The rearward march from the Window dressing-room to the foot of the back stair, which ascends by the eastern wall of the house, hardly spares you a step of the full distance of one hundred and seventy-three feet, and thus impresses you with an idea of complete separation, which is enhanced by the remote ascent and descent. When you enter Sir Jekyl's room, you quite forget that its great window looking rearward is in reality nineteen feet nearer the front than the general line of the rear; and when you stand in that moderately proportioned room, his study, which appears to have no door but that which opens into his bed-room, you could not believe without the evidence of these figures, that there intervened but two rooms of three-and-twenty feet in length each, between you and that green chamber, whose bow-window ranks with the front of the house.

Now Lady Jane sat in that hated room once more, a room henceforward loathed and feared in memory, as if it had been the abode of an evil spirit. Here, gradually it seemed, opened upon her the direful vista of the future; and as happens in tales of magic mirrors, when she looked into it her spirit sank and she fainted.

When she recovered consciousness—the window open—eau de cologne, sal volatile, and all the rest around her, with cloaks about her knees, and a shawl over her shoulders, she sat and gazed in dark apathy on the floor for a time. It was the first time in her life she had experienced the supernatural panic of death.

Where was Jekyl now? All irrevocable! Nothing in this moment's state changeable for ever, and ever, and ever!

This gigantic and inflexible terror the human brain can hardly apprehend or endure; and, oh! when it concerns one for whom you would have almost died yourself!

"Where is he? How can I reach him, even with the tip of my finger, to convey that one drop of water for which he moans now and now, and through all futurity?" Vain your wild entreaties. Can the dumb earth answer, or the empty air hear you? As the roar of the wild beast dies in solitude, as the foam beats in vain the blind cold precipice, so everywhere apathy receives your frantic adjuration—no sign, no answer.

Now, when Donica returned and roused Lady Jane from her panic, she passed into a frantic state—the wildest self-upbraidings; things that made old Gwynn beat her lean hand in despair on the cover of her Bible.

As soon as this frenzy a little subsided, Donica laid her hand firmly on the young lady's arm.

"Come, Lady Jane, you must stop that," she said, sternly. "What I hear matters nothing, but there's others that must not. The house full o' servants; think, my darling, and don't let yourself down. Come away with me to Wardlock—this is no place any longer for you—and let your maid follow. Come along, Miss Jennie; come, darling. Come by the glass door, there is no one there, and the chaise waiting outside.
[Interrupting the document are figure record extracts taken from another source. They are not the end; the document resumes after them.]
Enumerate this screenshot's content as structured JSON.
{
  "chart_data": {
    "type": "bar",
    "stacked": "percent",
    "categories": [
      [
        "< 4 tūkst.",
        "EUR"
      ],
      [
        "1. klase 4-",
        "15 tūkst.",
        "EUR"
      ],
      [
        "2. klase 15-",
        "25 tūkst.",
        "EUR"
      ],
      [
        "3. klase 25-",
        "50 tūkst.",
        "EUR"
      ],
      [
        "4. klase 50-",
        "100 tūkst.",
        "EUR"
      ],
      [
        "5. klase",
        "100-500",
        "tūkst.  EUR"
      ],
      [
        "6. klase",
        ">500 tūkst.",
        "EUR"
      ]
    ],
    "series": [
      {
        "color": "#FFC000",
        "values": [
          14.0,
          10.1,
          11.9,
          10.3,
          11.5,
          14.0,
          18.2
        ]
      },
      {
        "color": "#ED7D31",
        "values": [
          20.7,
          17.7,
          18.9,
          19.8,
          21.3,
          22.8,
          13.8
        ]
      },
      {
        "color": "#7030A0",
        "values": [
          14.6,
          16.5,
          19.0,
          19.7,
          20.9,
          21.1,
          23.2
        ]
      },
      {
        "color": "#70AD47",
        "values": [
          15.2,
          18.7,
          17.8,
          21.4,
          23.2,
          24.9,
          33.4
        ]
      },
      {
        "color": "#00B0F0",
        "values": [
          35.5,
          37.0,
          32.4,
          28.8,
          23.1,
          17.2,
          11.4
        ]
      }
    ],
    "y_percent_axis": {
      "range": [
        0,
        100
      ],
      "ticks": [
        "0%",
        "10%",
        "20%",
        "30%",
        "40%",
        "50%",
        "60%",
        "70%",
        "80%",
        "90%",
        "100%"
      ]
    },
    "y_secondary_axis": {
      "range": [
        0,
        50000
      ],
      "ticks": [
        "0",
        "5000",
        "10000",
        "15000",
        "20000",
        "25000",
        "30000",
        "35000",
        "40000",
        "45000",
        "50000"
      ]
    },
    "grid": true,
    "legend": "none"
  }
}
Come, miss, you must not lower yourself before the like o' them that's about the house."

It was an accident; but this appeal did touch her pride.

"Well, Donnie, I will. It matters little who now knows everything. Wait one moment—my face. Give me a towel."

And with feminine precaution she hastily bathed her eyes and face, looking into the glass, and adjusted her hair.

"A thick veil, Donnie."

Old Gwynn adjusted it, and Lady Jane gathered in its folds in her hand; and behind this mask, with old Donnie near her, she glided down-stairs without encountering anyone, and entered the carriage, and lay back in one of its corners, leaving to Gwynn, who followed, to give the driver his directions.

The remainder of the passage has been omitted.